Summary

Slater, who led the Justice Department’s antitrust work, is leaving after roughly a year in the role, according to her post on X. Her departure comes as the division continues to pursue antitrust actions against major companies and as questions have surfaced about how merger reviews are handled inside the government.

Slater posted Thursday that she was leaving with “great sadness,” according to the Associated Press report. The move highlights internal tension around decisions affecting large corporate deals, including Hewlett Packard Enterprise’s bid to acquire Juniper Networks in the telecommunications networking gear industry.

The Justice Department initially sued to block the $14 billion Hewlett Packard Enterprise-Juniper Networks deal, arguing that the combination would give the companies control over about 70% of the market and could result in “threatens higher prices and less innovation.” The dispute was later resolved through a settlement, allowing the merger to move forward.

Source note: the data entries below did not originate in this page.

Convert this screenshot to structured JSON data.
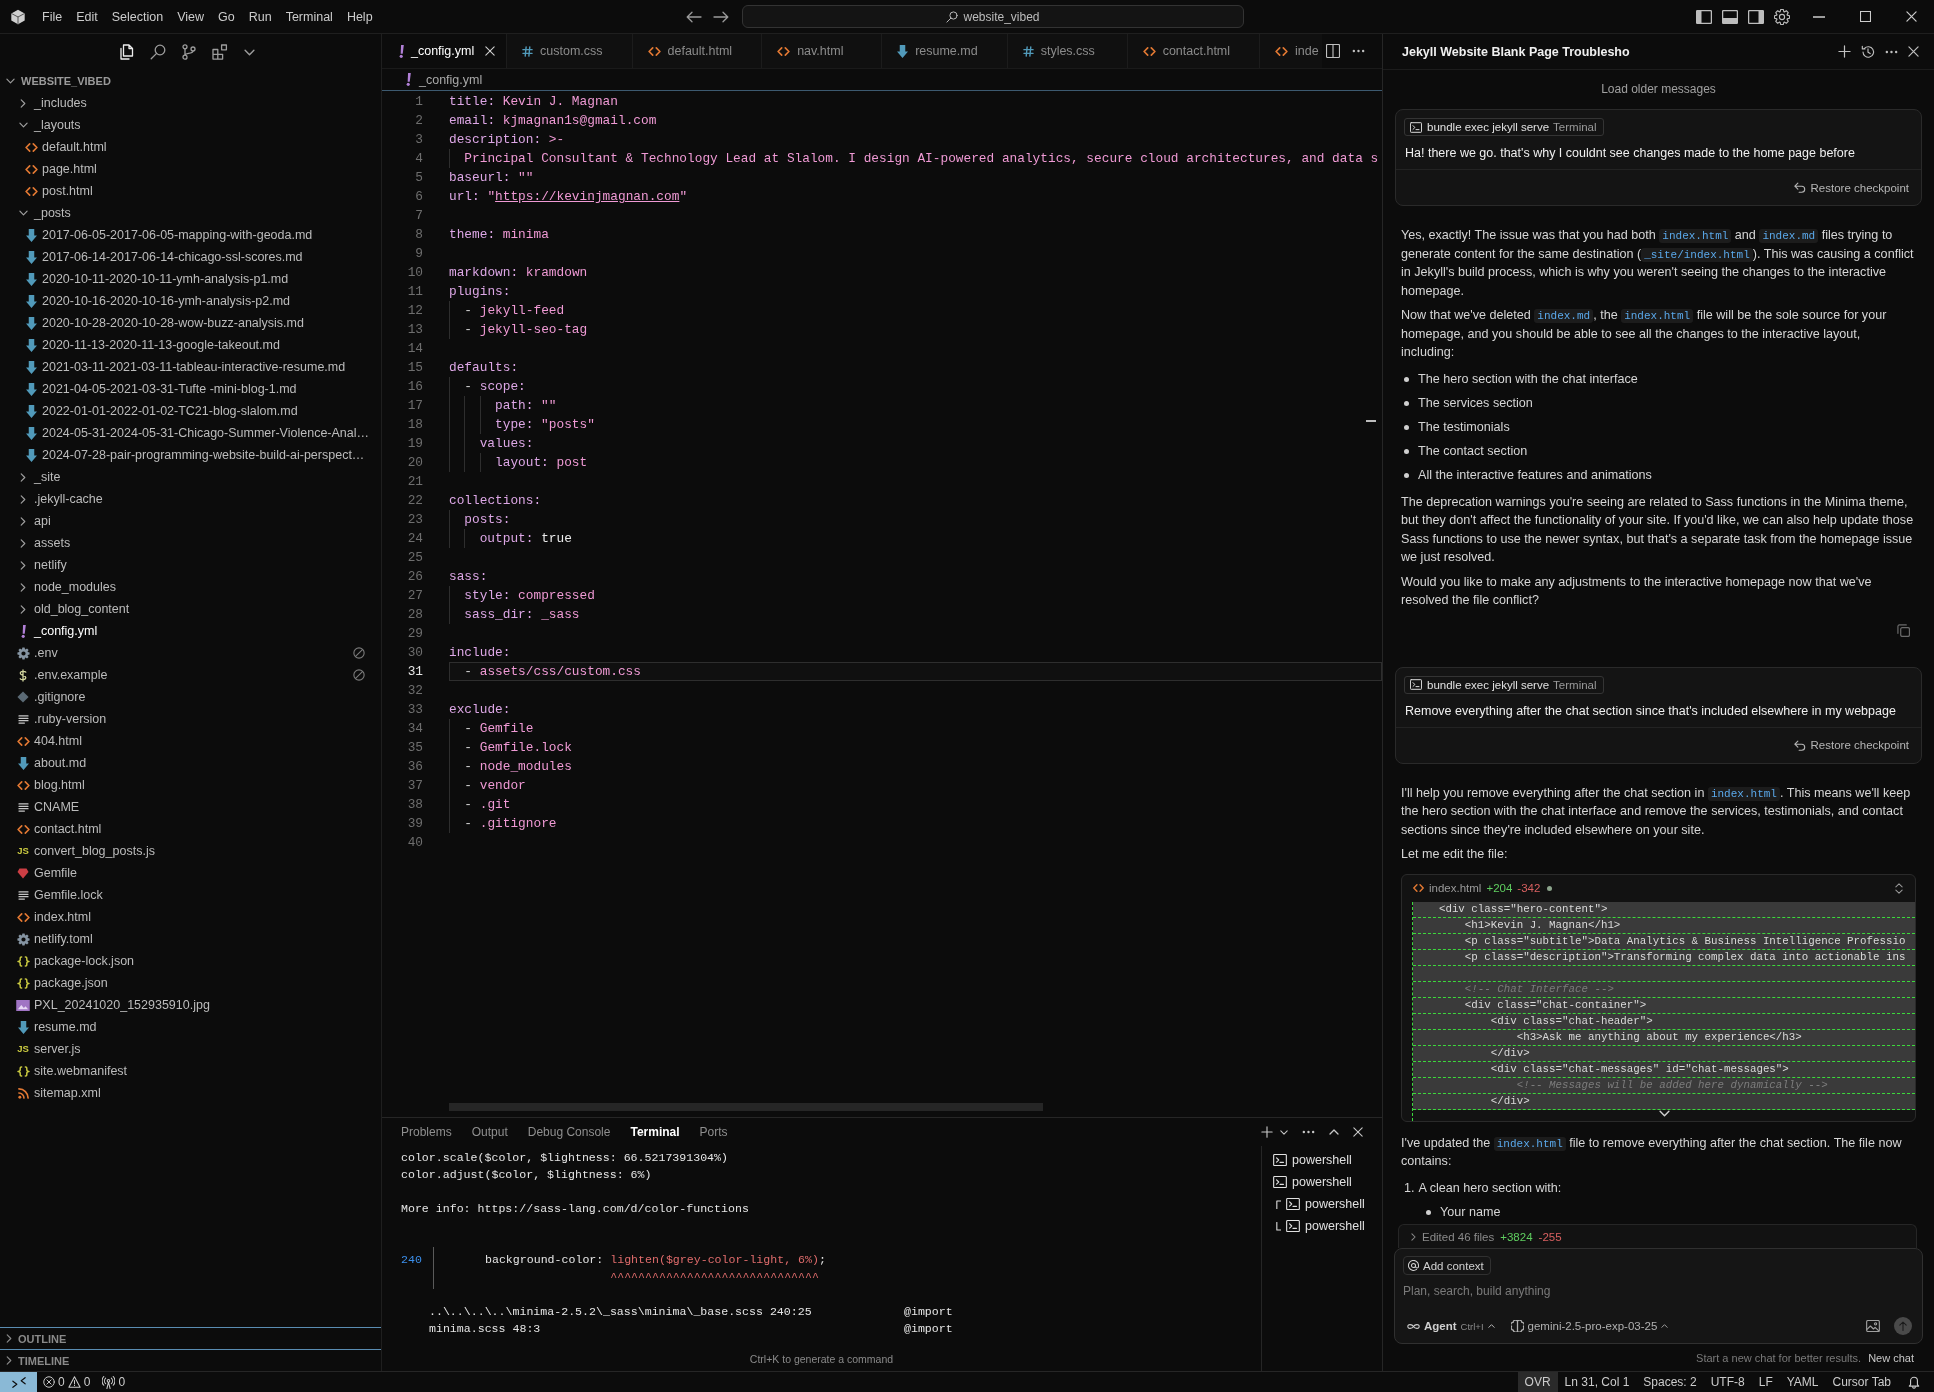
{
  "title_bar": {
    "menus": [
      "File",
      "Edit",
      "Selection",
      "View",
      "Go",
      "Run",
      "Terminal",
      "Help"
    ],
    "search": "website_vibed"
  },
  "explorer": {
    "title": "WEBSITE_VIBED",
    "expanded": true,
    "items": [
      {
        "name": "_includes",
        "kind": "folder",
        "expanded": false,
        "selected": false,
        "ignored": false
      },
      {
        "name": "_layouts",
        "kind": "folder",
        "expanded": true,
        "selected": false,
        "ignored": false,
        "children": [
          {
            "name": "default.html",
            "kind": "html",
            "selected": false,
            "ignored": false
          },
          {
            "name": "page.html",
            "kind": "html",
            "selected": false,
            "ignored": false
          },
          {
            "name": "post.html",
            "kind": "html",
            "selected": false,
            "ignored": false
          }
        ]
      },
      {
        "name": "_posts",
        "kind": "folder",
        "expanded": true,
        "selected": false,
        "ignored": false,
        "children": [
          {
            "name": "2017-06-05-2017-06-05-mapping-with-geoda.md",
            "kind": "md",
            "selected": false,
            "ignored": false
          },
          {
            "name": "2017-06-14-2017-06-14-chicago-ssl-scores.md",
            "kind": "md",
            "selected": false,
            "ignored": false
          },
          {
            "name": "2020-10-11-2020-10-11-ymh-analysis-p1.md",
            "kind": "md",
            "selected": false,
            "ignored": false
          },
          {
            "name": "2020-10-16-2020-10-16-ymh-analysis-p2.md",
            "kind": "md",
            "selected": false,
            "ignored": false
          },
          {
            "name": "2020-10-28-2020-10-28-wow-buzz-analysis.md",
            "kind": "md",
            "selected": false,
            "ignored": false
          },
          {
            "name": "2020-11-13-2020-11-13-google-takeout.md",
            "kind": "md",
            "selected": false,
            "ignored": false
          },
          {
            "name": "2021-03-11-2021-03-11-tableau-interactive-resume.md",
            "kind": "md",
            "selected": false,
            "ignored": false
          },
          {
            "name": "2021-04-05-2021-03-31-Tufte -mini-blog-1.md",
            "kind": "md",
            "selected": false,
            "ignored": false
          },
          {
            "name": "2022-01-01-2022-01-02-TC21-blog-slalom.md",
            "kind": "md",
            "selected": false,
            "ignored": false
          },
          {
            "name": "2024-05-31-2024-05-31-Chicago-Summer-Violence-Anal…",
            "kind": "md",
            "selected": false,
            "ignored": false
          },
          {
            "name": "2024-07-28-pair-programming-website-build-ai-perspect…",
            "kind": "md",
            "selected": false,
            "ignored": false
          }
        ]
      },
      {
        "name": "_site",
        "kind": "folder",
        "expanded": false,
        "selected": false,
        "ignored": false
      },
      {
        "name": ".jekyll-cache",
        "kind": "folder",
        "expanded": false,
        "selected": false,
        "ignored": false
      },
      {
        "name": "api",
        "kind": "folder",
        "expanded": false,
        "selected": false,
        "ignored": false
      },
      {
        "name": "assets",
        "kind": "folder",
        "expanded": false,
        "selected": false,
        "ignored": false
      },
      {
        "name": "netlify",
        "kind": "folder",
        "expanded": false,
        "selected": false,
        "ignored": false
      },
      {
        "name": "node_modules",
        "kind": "folder",
        "expanded": false,
        "selected": false,
        "ignored": false
      },
      {
        "name": "old_blog_content",
        "kind": "folder",
        "expanded": false,
        "selected": false,
        "ignored": false
      },
      {
        "name": "_config.yml",
        "kind": "yaml",
        "selected": true,
        "ignored": false
      },
      {
        "name": ".env",
        "kind": "gear",
        "selected": false,
        "ignored": true
      },
      {
        "name": ".env.example",
        "kind": "dollar",
        "selected": false,
        "ignored": true
      },
      {
        "name": ".gitignore",
        "kind": "git",
        "selected": false,
        "ignored": false
      },
      {
        "name": ".ruby-version",
        "kind": "text",
        "selected": false,
        "ignored": false
      },
      {
        "name": "404.html",
        "kind": "html",
        "selected": false,
        "ignored": false
      },
      {
        "name": "about.md",
        "kind": "md",
        "selected": false,
        "ignored": false
      },
      {
        "name": "blog.html",
        "kind": "html",
        "selected": false,
        "ignored": false
      },
      {
        "name": "CNAME",
        "kind": "text",
        "selected": false,
        "ignored": false
      },
      {
        "name": "contact.html",
        "kind": "html",
        "selected": false,
        "ignored": false
      },
      {
        "name": "convert_blog_posts.js",
        "kind": "js",
        "icon_text": "JS",
        "selected": false,
        "ignored": false
      },
      {
        "name": "Gemfile",
        "kind": "ruby",
        "selected": false,
        "ignored": false
      },
      {
        "name": "Gemfile.lock",
        "kind": "text",
        "selected": false,
        "ignored": false
      },
      {
        "name": "index.html",
        "kind": "html",
        "selected": false,
        "ignored": false
      },
      {
        "name": "netlify.toml",
        "kind": "gear",
        "selected": false,
        "ignored": false
      },
      {
        "name": "package-lock.json",
        "kind": "json",
        "selected": false,
        "ignored": false
      },
      {
        "name": "package.json",
        "kind": "json",
        "selected": false,
        "ignored": false
      },
      {
        "name": "PXL_20241020_152935910.jpg",
        "kind": "image",
        "selected": false,
        "ignored": false
      },
      {
        "name": "resume.md",
        "kind": "md",
        "selected": false,
        "ignored": false
      },
      {
        "name": "server.js",
        "kind": "js",
        "icon_text": "JS",
        "selected": false,
        "ignored": false
      },
      {
        "name": "site.webmanifest",
        "kind": "json",
        "selected": false,
        "ignored": false
      },
      {
        "name": "sitemap.xml",
        "kind": "rss",
        "selected": false,
        "ignored": false
      }
    ],
    "sections": [
      {
        "title": "OUTLINE",
        "expanded": false
      },
      {
        "title": "TIMELINE",
        "expanded": false
      }
    ]
  },
  "editor": {
    "tabs": [
      {
        "label": "_config.yml",
        "kind": "yaml",
        "selected": true
      },
      {
        "label": "custom.css",
        "kind": "css",
        "selected": false
      },
      {
        "label": "default.html",
        "kind": "html",
        "selected": false
      },
      {
        "label": "nav.html",
        "kind": "html",
        "selected": false
      },
      {
        "label": "resume.md",
        "kind": "md",
        "selected": false
      },
      {
        "label": "styles.css",
        "kind": "css",
        "selected": false
      },
      {
        "label": "contact.html",
        "kind": "html",
        "selected": false
      },
      {
        "label": "inde",
        "kind": "html",
        "selected": false
      }
    ],
    "breadcrumb": {
      "label": "_config.yml",
      "kind": "yaml"
    },
    "lines": [
      {
        "number": "1",
        "current": false,
        "code": [
          {
            "kind": "key",
            "text": "title:"
          },
          {
            "kind": "value",
            "text": " Kevin J. Magnan"
          }
        ]
      },
      {
        "number": "2",
        "current": false,
        "code": [
          {
            "kind": "key",
            "text": "email:"
          },
          {
            "kind": "value",
            "text": " kjmagnan1s@gmail.com"
          }
        ]
      },
      {
        "number": "3",
        "current": false,
        "code": [
          {
            "kind": "key",
            "text": "description:"
          },
          {
            "kind": "value",
            "text": " >-"
          }
        ]
      },
      {
        "number": "4",
        "current": false,
        "code": [
          {
            "kind": "value",
            "text": "  Principal Consultant & Technology Lead at Slalom. I design AI-powered analytics, secure cloud architectures, and data s"
          }
        ]
      },
      {
        "number": "5",
        "current": false,
        "code": [
          {
            "kind": "key",
            "text": "baseurl:"
          },
          {
            "kind": "value",
            "text": " \"\""
          }
        ]
      },
      {
        "number": "6",
        "current": false,
        "code": [
          {
            "kind": "key",
            "text": "url:"
          },
          {
            "kind": "value",
            "text": " \""
          },
          {
            "kind": "link",
            "text": "https://kevinjmagnan.com"
          },
          {
            "kind": "value",
            "text": "\""
          }
        ]
      },
      {
        "number": "7",
        "current": false
      },
      {
        "number": "8",
        "current": false,
        "code": [
          {
            "kind": "key",
            "text": "theme:"
          },
          {
            "kind": "value",
            "text": " minima"
          }
        ]
      },
      {
        "number": "9",
        "current": false
      },
      {
        "number": "10",
        "current": false,
        "code": [
          {
            "kind": "key",
            "text": "markdown:"
          },
          {
            "kind": "value",
            "text": " kramdown"
          }
        ]
      },
      {
        "number": "11",
        "current": false,
        "code": [
          {
            "kind": "key",
            "text": "plugins:"
          }
        ]
      },
      {
        "number": "12",
        "current": false,
        "code": [
          {
            "kind": "plain",
            "text": "  - "
          },
          {
            "kind": "value",
            "text": "jekyll-feed"
          }
        ]
      },
      {
        "number": "13",
        "current": false,
        "code": [
          {
            "kind": "plain",
            "text": "  - "
          },
          {
            "kind": "value",
            "text": "jekyll-seo-tag"
          }
        ]
      },
      {
        "number": "14",
        "current": false
      },
      {
        "number": "15",
        "current": false,
        "code": [
          {
            "kind": "key",
            "text": "defaults:"
          }
        ]
      },
      {
        "number": "16",
        "current": false,
        "code": [
          {
            "kind": "plain",
            "text": "  - "
          },
          {
            "kind": "key",
            "text": "scope:"
          }
        ]
      },
      {
        "number": "17",
        "current": false,
        "code": [
          {
            "kind": "key",
            "text": "      path:"
          },
          {
            "kind": "value",
            "text": " \"\""
          }
        ]
      },
      {
        "number": "18",
        "current": false,
        "code": [
          {
            "kind": "key",
            "text": "      type:"
          },
          {
            "kind": "value",
            "text": " \"posts\""
          }
        ]
      },
      {
        "number": "19",
        "current": false,
        "code": [
          {
            "kind": "key",
            "text": "    values:"
          }
        ]
      },
      {
        "number": "20",
        "current": false,
        "code": [
          {
            "kind": "key",
            "text": "      layout:"
          },
          {
            "kind": "value",
            "text": " post"
          }
        ]
      },
      {
        "number": "21",
        "current": false
      },
      {
        "number": "22",
        "current": false,
        "code": [
          {
            "kind": "key",
            "text": "collections:"
          }
        ]
      },
      {
        "number": "23",
        "current": false,
        "code": [
          {
            "kind": "key",
            "text": "  posts:"
          }
        ]
      },
      {
        "number": "24",
        "current": false,
        "code": [
          {
            "kind": "key",
            "text": "    output:"
          },
          {
            "kind": "const",
            "text": " true"
          }
        ]
      },
      {
        "number": "25",
        "current": false
      },
      {
        "number": "26",
        "current": false,
        "code": [
          {
            "kind": "key",
            "text": "sass:"
          }
        ]
      },
      {
        "number": "27",
        "current": false,
        "code": [
          {
            "kind": "key",
            "text": "  style:"
          },
          {
            "kind": "value",
            "text": " compressed"
          }
        ]
      },
      {
        "number": "28",
        "current": false,
        "code": [
          {
            "kind": "key",
            "text": "  sass_dir:"
          },
          {
            "kind": "value",
            "text": " _sass"
          }
        ]
      },
      {
        "number": "29",
        "current": false
      },
      {
        "number": "30",
        "current": false,
        "code": [
          {
            "kind": "key",
            "text": "include:"
          }
        ]
      },
      {
        "number": "31",
        "current": true,
        "code": [
          {
            "kind": "plain",
            "text": "  - "
          },
          {
            "kind": "value",
            "text": "assets/css/custom.css"
          }
        ]
      },
      {
        "number": "32",
        "current": false
      },
      {
        "number": "33",
        "current": false,
        "code": [
          {
            "kind": "key",
            "text": "exclude:"
          }
        ]
      },
      {
        "number": "34",
        "current": false,
        "code": [
          {
            "kind": "plain",
            "text": "  - "
          },
          {
            "kind": "value",
            "text": "Gemfile"
          }
        ]
      },
      {
        "number": "35",
        "current": false,
        "code": [
          {
            "kind": "plain",
            "text": "  - "
          },
          {
            "kind": "value",
            "text": "Gemfile.lock"
          }
        ]
      },
      {
        "number": "36",
        "current": false,
        "code": [
          {
            "kind": "plain",
            "text": "  - "
          },
          {
            "kind": "value",
            "text": "node_modules"
          }
        ]
      },
      {
        "number": "37",
        "current": false,
        "code": [
          {
            "kind": "plain",
            "text": "  - "
          },
          {
            "kind": "value",
            "text": "vendor"
          }
        ]
      },
      {
        "number": "38",
        "current": false,
        "code": [
          {
            "kind": "plain",
            "text": "  - "
          },
          {
            "kind": "value",
            "text": ".git"
          }
        ]
      },
      {
        "number": "39",
        "current": false,
        "code": [
          {
            "kind": "plain",
            "text": "  - "
          },
          {
            "kind": "value",
            "text": ".gitignore"
          }
        ]
      },
      {
        "number": "40",
        "current": false
      }
    ]
  },
  "panel": {
    "tabs": [
      {
        "label": "Problems",
        "selected": false
      },
      {
        "label": "Output",
        "selected": false
      },
      {
        "label": "Debug Console",
        "selected": false
      },
      {
        "label": "Terminal",
        "selected": true
      },
      {
        "label": "Ports",
        "selected": false
      }
    ],
    "terminal": {
      "blocks": [
        {
          "kind": "output",
          "lines": [
            "color.scale($color, $lightness: 66.5217391304%)",
            "color.adjust($color, $lightness: 6%)"
          ]
        },
        {
          "kind": "output",
          "lines": [
            "More info: https://sass-lang.com/d/color-functions"
          ]
        },
        {
          "kind": "excerpt",
          "line_number": "240",
          "code": "background-color: ",
          "error": "lighten($grey-color-light, 6%)",
          "tail": ";",
          "carets": "^^^^^^^^^^^^^^^^^^^^^^^^^^^^^^"
        },
        {
          "kind": "trace",
          "lines": [
            {
              "location": "..\\..\\..\\..\\minima-2.5.2\\_sass\\minima\\_base.scss 240:25",
              "rule": "@import"
            },
            {
              "location": "minima.scss 48:3",
              "rule": "@import"
            }
          ]
        }
      ],
      "hint": "Ctrl+K to generate a command"
    },
    "sessions": [
      {
        "kind": "single",
        "label": "powershell"
      },
      {
        "kind": "single",
        "label": "powershell"
      },
      {
        "kind": "group",
        "children": [
          {
            "label": "powershell"
          },
          {
            "label": "powershell"
          }
        ]
      }
    ]
  },
  "chat": {
    "title": "Jekyll Website Blank Page Troublesho",
    "load_older": "Load older messages",
    "messages": [
      {
        "kind": "user",
        "context": {
          "label": "bundle exec jekyll serve",
          "source": "Terminal"
        },
        "text": "Ha! there we go. that's why I couldnt see changes made to the home page before",
        "restore": "Restore checkpoint"
      },
      {
        "kind": "assistant",
        "copyable": true,
        "blocks": [
          {
            "kind": "paragraph",
            "parts": [
              {
                "kind": "text",
                "text": "Yes, exactly! The issue was that you had both "
              },
              {
                "kind": "code",
                "text": "index.html"
              },
              {
                "kind": "text",
                "text": " and "
              },
              {
                "kind": "code",
                "text": "index.md"
              },
              {
                "kind": "text",
                "text": " files trying to generate content for the same destination ("
              },
              {
                "kind": "code",
                "text": "_site/index.html"
              },
              {
                "kind": "text",
                "text": "). This was causing a conflict in Jekyll's build process, which is why you weren't seeing the changes to the interactive homepage."
              }
            ]
          },
          {
            "kind": "paragraph",
            "parts": [
              {
                "kind": "text",
                "text": "Now that we've deleted "
              },
              {
                "kind": "code",
                "text": "index.md"
              },
              {
                "kind": "text",
                "text": ", the "
              },
              {
                "kind": "code",
                "text": "index.html"
              },
              {
                "kind": "text",
                "text": " file will be the sole source for your homepage, and you should be able to see all the changes to the interactive layout, including:"
              }
            ]
          },
          {
            "kind": "bullets",
            "items": [
              "The hero section with the chat interface",
              "The services section",
              "The testimonials",
              "The contact section",
              "All the interactive features and animations"
            ]
          },
          {
            "kind": "paragraph",
            "parts": [
              {
                "kind": "text",
                "text": "The deprecation warnings you're seeing are related to Sass functions in the Minima theme, but they don't affect the functionality of your site. If you'd like, we can also help update those Sass functions to use the newer syntax, but that's a separate task from the homepage issue we just resolved."
              }
            ]
          },
          {
            "kind": "paragraph",
            "parts": [
              {
                "kind": "text",
                "text": "Would you like to make any adjustments to the interactive homepage now that we've resolved the file conflict?"
              }
            ]
          }
        ]
      },
      {
        "kind": "user",
        "context": {
          "label": "bundle exec jekyll serve",
          "source": "Terminal"
        },
        "text": "Remove everything after the chat section since that's included elsewhere in my webpage",
        "restore": "Restore checkpoint"
      },
      {
        "kind": "assistant",
        "copyable": false,
        "blocks": [
          {
            "kind": "paragraph",
            "parts": [
              {
                "kind": "text",
                "text": "I'll help you remove everything after the chat section in "
              },
              {
                "kind": "code",
                "text": "index.html"
              },
              {
                "kind": "text",
                "text": ". This means we'll keep the hero section with the chat interface and remove the services, testimonials, and contact sections since they're included elsewhere on your site."
              }
            ]
          },
          {
            "kind": "paragraph",
            "parts": [
              {
                "kind": "text",
                "text": "Let me edit the file:"
              }
            ]
          },
          {
            "kind": "diff",
            "file": "index.html",
            "added": "+204",
            "removed": "-342",
            "lines": [
              {
                "kind": "code",
                "text": "    <div class=\"hero-content\">"
              },
              {
                "kind": "code",
                "text": "        <h1>Kevin J. Magnan</h1>"
              },
              {
                "kind": "code",
                "text": "        <p class=\"subtitle\">Data Analytics & Business Intelligence Professio"
              },
              {
                "kind": "code",
                "text": "        <p class=\"description\">Transforming complex data into actionable ins"
              },
              {
                "kind": "blank"
              },
              {
                "kind": "comment",
                "text": "        <!-- Chat Interface -->"
              },
              {
                "kind": "code",
                "text": "        <div class=\"chat-container\">"
              },
              {
                "kind": "code",
                "text": "            <div class=\"chat-header\">"
              },
              {
                "kind": "code",
                "text": "                <h3>Ask me anything about my experience</h3>"
              },
              {
                "kind": "code",
                "text": "            </div>"
              },
              {
                "kind": "code",
                "text": "            <div class=\"chat-messages\" id=\"chat-messages\">"
              },
              {
                "kind": "comment",
                "text": "                <!-- Messages will be added here dynamically -->"
              },
              {
                "kind": "code",
                "text": "            </div>"
              }
            ]
          },
          {
            "kind": "paragraph",
            "parts": [
              {
                "kind": "text",
                "text": "I've updated the "
              },
              {
                "kind": "code",
                "text": "index.html"
              },
              {
                "kind": "text",
                "text": " file to remove everything after the chat section. The file now contains:"
              }
            ]
          },
          {
            "kind": "numbered",
            "items": [
              {
                "number": "1.",
                "text": "A clean hero section with:",
                "children": [
                  "Your name"
                ]
              }
            ]
          }
        ]
      }
    ],
    "edited": {
      "label": "Edited 46 files",
      "added": "+3824",
      "removed": "-255"
    },
    "input": {
      "context_button": "Add context",
      "placeholder": "Plan, search, build anything",
      "mode": "Agent",
      "mode_shortcut": "Ctrl+I",
      "model": "gemini-2.5-pro-exp-03-25",
      "send_disabled": true
    },
    "footer": {
      "hint": "Start a new chat for better results.",
      "link": "New chat"
    }
  },
  "status_bar": {
    "problems": {
      "errors": "0",
      "warnings": "0"
    },
    "ports": "0",
    "items": [
      {
        "text": "OVR",
        "highlighted": true
      },
      {
        "text": "Ln 31, Col 1",
        "highlighted": false
      },
      {
        "text": "Spaces: 2",
        "highlighted": false
      },
      {
        "text": "UTF-8",
        "highlighted": false
      },
      {
        "text": "LF",
        "highlighted": false
      },
      {
        "text": "YAML",
        "highlighted": false
      },
      {
        "text": "Cursor Tab",
        "highlighted": false
      }
    ]
  }
}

Slater’s departure also followed public comments from her former top deputy, Roger Alford. In a speech at the Aspen Institute in August, Alford said, “Today cases are being resolved based on political connections, not the legal merits,” after he had joined Notre Dame Law School as a professor.

Slater’s antitrust oversight has been part of broader attention on how the Justice Department handles high-profile mergers under the Trump administration. The report said that President Donald Trump announced he would personally examine Netflix’s proposed purchase of Warner Bros. Discovery, then later backed away from becoming involved in a process normally handled by Justice.

The AP report said Slater had worked as a lawyer at Fox Corporation and Roku before joining the government. It also said she served as a policy adviser to vice presidential candidate J.D. Vance in the months before the election.

As the antitrust division pursues other cases, the AP report said it is handling actions including those against Visa, Google and Live Nation Entertainment. In a related lawsuit involving Live Nation and Ticketmaster, an events company is being sued on antitrust grounds for allegedly running an illegal monopoly with its ticket-selling business, Ticketmaster.

After Slater made her X post, the report said stock in Live Nation Entertainment rose and closed up 2.5%.